Afternoon Session: Implementing an MDM Solution
- Steps for implementing an MDM solution: Requirements gathering, platform selection, data integration, and deployment.
- Designing an MDM data model: Key attributes, relationships, and hierarchy.
- Data synchronization and integration with enterprise applications (CRM, ERP, etc.).
- Data migration strategies for MDM implementation.
- Hands-on: Design an MDM data model for a specific use case (e.g., customer data management).
Day 4: MDM Integration, Security, and Change Management
Morning Session: MDM Integration Strategies
- Integrating master data across multiple systems (CRM, ERP, data warehouses).

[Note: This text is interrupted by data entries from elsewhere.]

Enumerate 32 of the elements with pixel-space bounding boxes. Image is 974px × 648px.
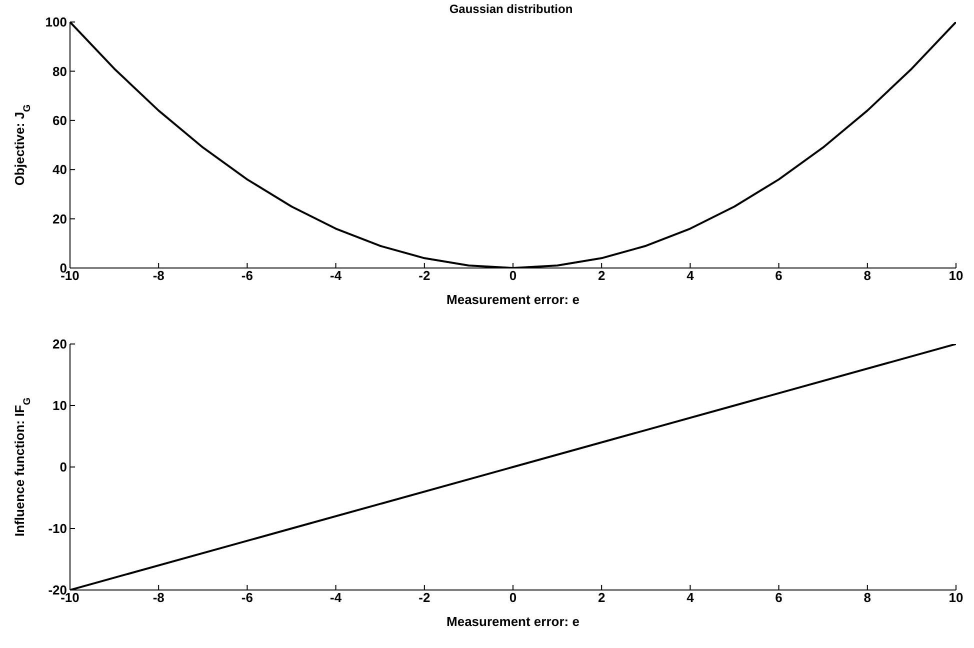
x-axis-title: Measurement error: e <box>446 292 580 307</box>
chart-title: Gaussian distribution <box>448 2 574 16</box>
y-tick-label: 60 <box>52 113 67 128</box>
x-tick-label: -4 <box>330 268 342 284</box>
y-tick-label: 40 <box>52 162 67 178</box>
x-tick-label: -4 <box>330 590 342 606</box>
y-tick-label: 20 <box>52 211 67 226</box>
x-tick-label: -8 <box>152 268 164 284</box>
x-tick-label: 6 <box>775 268 782 284</box>
x-tick-label: 8 <box>864 590 872 606</box>
x-tick-label: -2 <box>418 590 430 606</box>
x-tick-label: 6 <box>775 590 782 606</box>
x-tick-label: 10 <box>948 268 964 284</box>
x-tick-label: 0 <box>509 590 517 606</box>
x-tick-label: 0 <box>509 268 517 284</box>
x-axis-title: Measurement error: e <box>446 614 580 629</box>
y-tick-label: 0 <box>60 460 67 475</box>
x-tick-label: 8 <box>864 268 872 284</box>
x-tick-label: 4 <box>686 268 695 284</box>
y-tick-label: 100 <box>45 14 67 30</box>
x-tick-label: -2 <box>418 268 430 284</box>
x-tick-label: 4 <box>686 590 695 606</box>
x-tick-label: 2 <box>598 268 606 284</box>
y-tick-label: 10 <box>52 398 67 414</box>
y-tick-label: 20 <box>52 336 67 352</box>
x-tick-label: 10 <box>948 590 964 606</box>
x-tick-label: -8 <box>152 590 164 606</box>
y-tick-label: -10 <box>48 521 67 536</box>
x-tick-label: 2 <box>598 590 606 606</box>
x-tick-label: -6 <box>241 590 253 606</box>
x-tick-label: -6 <box>241 268 253 284</box>
y-tick-label: 80 <box>52 64 67 79</box>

- Real-time vs. batch data integration approaches in MDM.
- Data synchronization and conflict resolution strategies.
- Using APIs, middleware, and ESB (Enterprise Service Bus) for MDM integration.
- Hands-on: Implement data integration between two systems using an MDM platform.
Afternoon Session: Security and Change Management in MDM
- Securing master data: Authentication, authorization, and encryption.
- Data privacy regulations (GDPR, CCPA) and their impact on MDM solutions.
- Managing change and version control in master data management.
- Strategies for change management and user adoption during MDM implementation.
- Hands-on: Implement security and access controls for an MDM platform.
Day 5: Advanced Topics and Real-World MDM Challenges
Morning Session: Advanced MDM Topics
- Multidomain MDM: Managing multiple domains of master data (e.g., product, customer, supplier) in one system.
- Customer Data Integration (CDI): Merging customer data from various systems and touchpoints.
- Product Information Management (PIM): Managing and syndicating product data across channels.
- Data governance in a cloud-based MDM environment.
- Using machine learning and AI to enhance MDM and data quality.
- Hands-on: Explore CDI or PIM strategies for a business scenario.
Afternoon Session: Real-World MDM Challenges and Case Studies
- Common challenges in MDM implementation: Data silos, data quality issues, and stakeholder alignment.
- Change management and user training strategies for MDM adoption.
- Case studies of MDM failures and successes in various industries.
- Lessons learned and best practices for overcoming MDM implementation challenges.
- Final hands-on: Design an end-to-end MDM solution for a real-world business scenario.
Materials and Tools:
- MDM Tools: Informatica MDM, SAP Master Data Governance, Oracle MDM, Microsoft MDS, Talend.
- Key resources: DAMA and TOGAF frameworks, MDM Best Practices.
- Datasets: Example datasets for customer, product, and supplier data management.
- Recommended reading: “Master Data Management and Data Governance” by Alex Berson and Lynn Dunn.